I'm a Psychologist planning to purchase and use a nvidia spark to train models, I know it isn't great for inference so i'm looking at a Mac M3 Ultra with 215GB RAM for the inference machine.
My dilemma is that i am moving out of country, so this setup will be kept at home mostly. My brother will be the one to help manage the hardware if I ever need assistance with it, so I want to be reasonably setup to help him with it. I figured I could just ssh / remote connect to the Mac when needed using my macbook.

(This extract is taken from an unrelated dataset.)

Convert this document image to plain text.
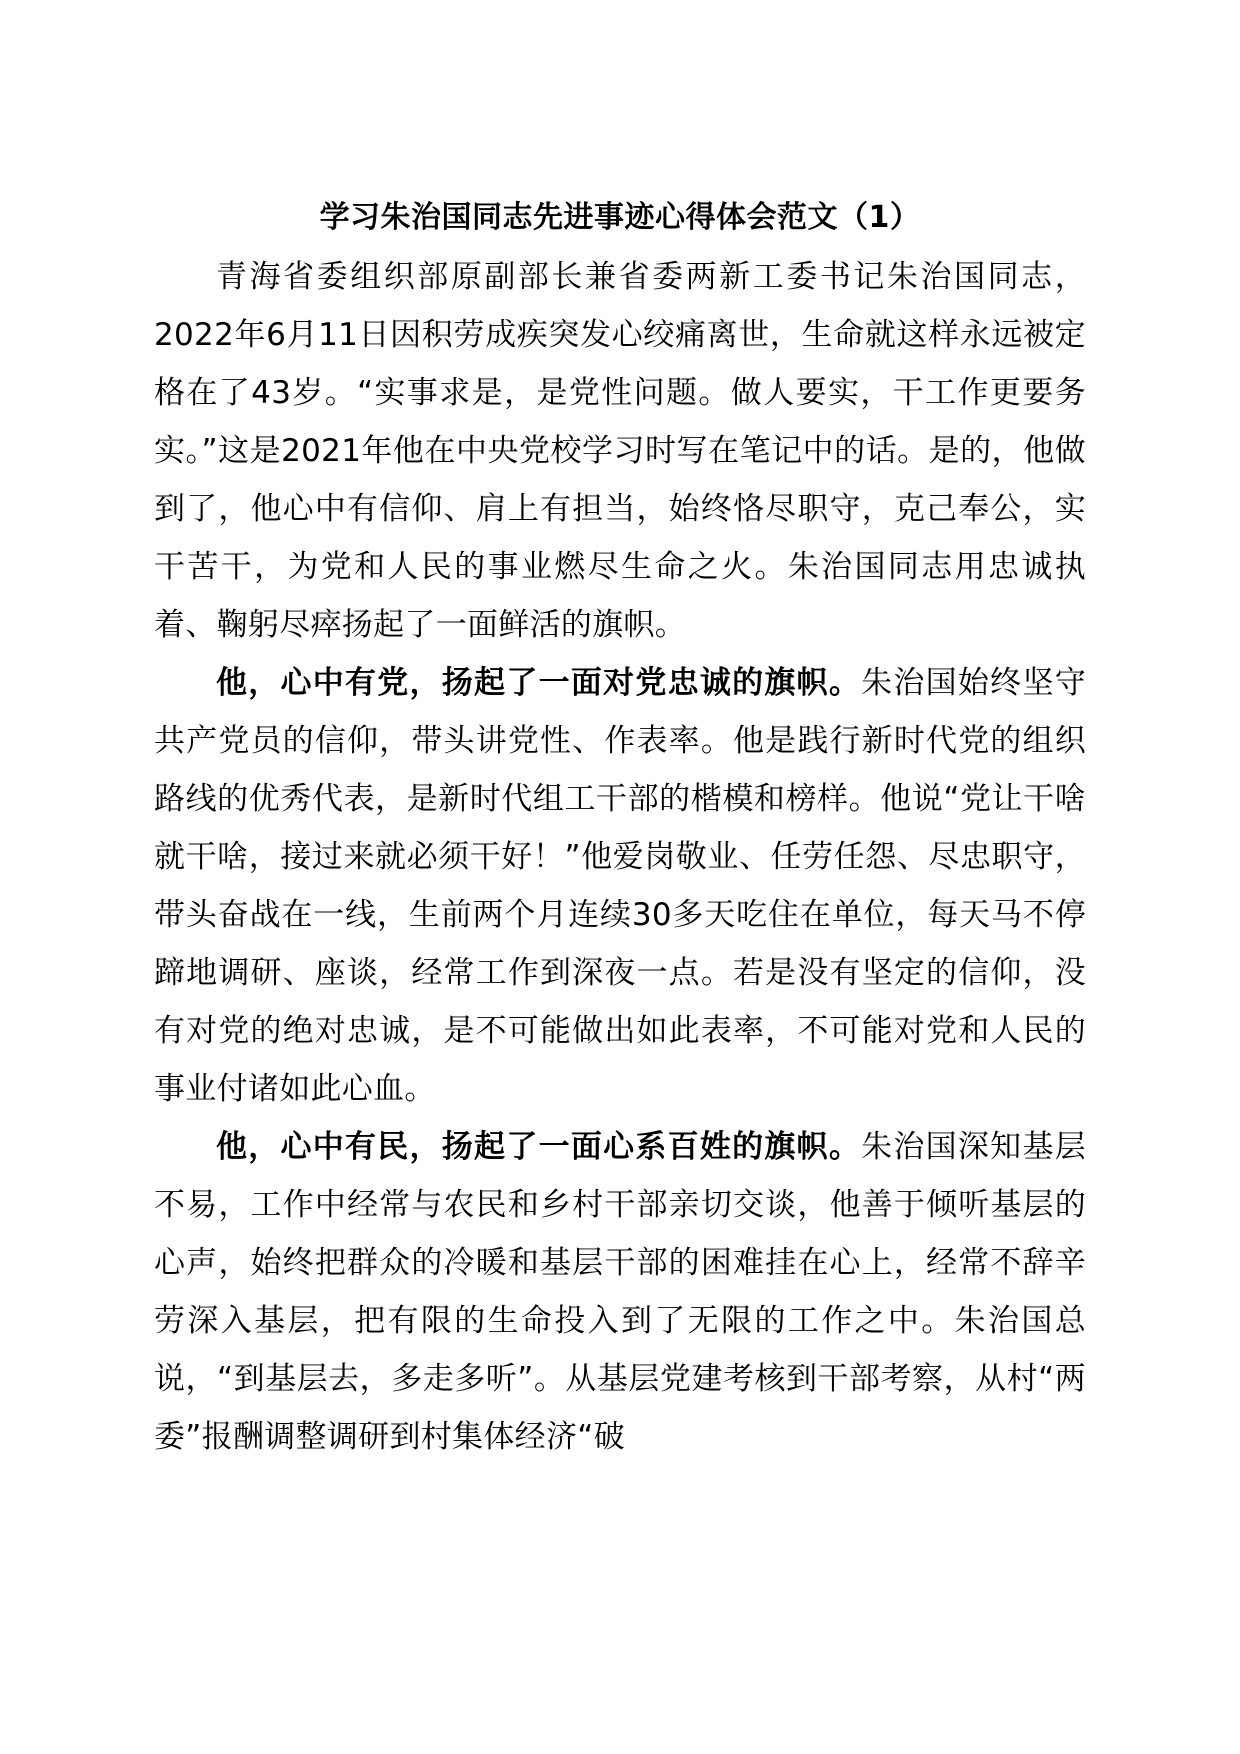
学习朱治国同志先进事迹心得体会范文（1）

青海省委组织部原副部长兼省委两新工委书记朱治国同志，2022年6月11日因积劳成疾突发心绞痛离世，生命就这样永远被定格在了43岁。“实事求是，是党性问题。做人要实，干工作更要务实。”这是2021年他在中央党校学习时写在笔记中的话。是的，他做到了，他心中有信仰、肩上有担当，始终恪尽职守，克己奉公，实干苦干，为党和人民的事业燃尽生命之火。朱治国同志用忠诚执着、鞠躬尽瘁扬起了一面鲜活的旗帜。

他，心中有党，扬起了一面对党忠诚的旗帜。朱治国始终坚守共产党员的信仰，带头讲党性、作表率。他是践行新时代党的组织路线的优秀代表，是新时代组工干部的楷模和榜样。他说“党让干啥就干啥，接过来就必须干好！”他爱岗敬业、任劳任怨、尽忠职守，带头奋战在一线，生前两个月连续30多天吃住在单位，每天马不停蹄地调研、座谈，经常工作到深夜一点。若是没有坚定的信仰，没有对党的绝对忠诚，是不可能做出如此表率，不可能对党和人民的事业付诸如此心血。

他，心中有民，扬起了一面心系百姓的旗帜。朱治国深知基层不易，工作中经常与农民和乡村干部亲切交谈，他善于倾听基层的心声，始终把群众的冷暖和基层干部的困难挂在心上，经常不辞辛劳深入基层，把有限的生命投入到了无限的工作之中。朱治国总说，“到基层去，多走多听”。从基层党建考核到干部考察，从村“两委”报酬调整调研到村集体经济“破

Does this sound sufficient?
forestryfowls@reddit
I just set up Tailscale and it is amazing at being able to connect to my homelab wherever. The iOS app is even really polished for allowing me to use something like Termius for remote tmux sessions.
Possible-Pirate9097@reddit
Use TEE/TDX.
-dysangel-@reddit (OP)
yep sounds fine to me - I connect into my Mac over ZeroTier when I'm away from home, and it works great
Not_HFM@reddit
Do you think this setup would work with an M2 Ultra (192 GB) so the two machines are matched?
-dysangel-@reddit (OP)
Oh wow I didn't know that the M2 Ultra basically has as much bandwidth as the M3 Ultra! Yeah I think that would be a big win.
chorl@reddit
Which kind of connections are you using? QSFP (50 Gbps?) or plain Ethernet 10Gb?
-dysangel-@reddit (OP)
Yeah just the 10GbE atm. I've been wondering about Thunderbolt to 25GbE. I don't know any other options yet. I was wondering if you could somehow bond a bunch of Thunderbolt connections to link up to 200GbE on the Spark, but it feels like a lot of work for diminishing returns when prompt processing time already massively outweighs the transfer time.
tamerlanOne@reddit
Ma vale anche per strix halo?
-dysangel-@reddit (OP)
Sure - you can transfer the KV cache between any two machines as long as you use a shared format, and have a fast enough connection. I'm just using 10GbE just now, but it's already enough to save a few seconds on a 4k prompt to Minimax M2.7.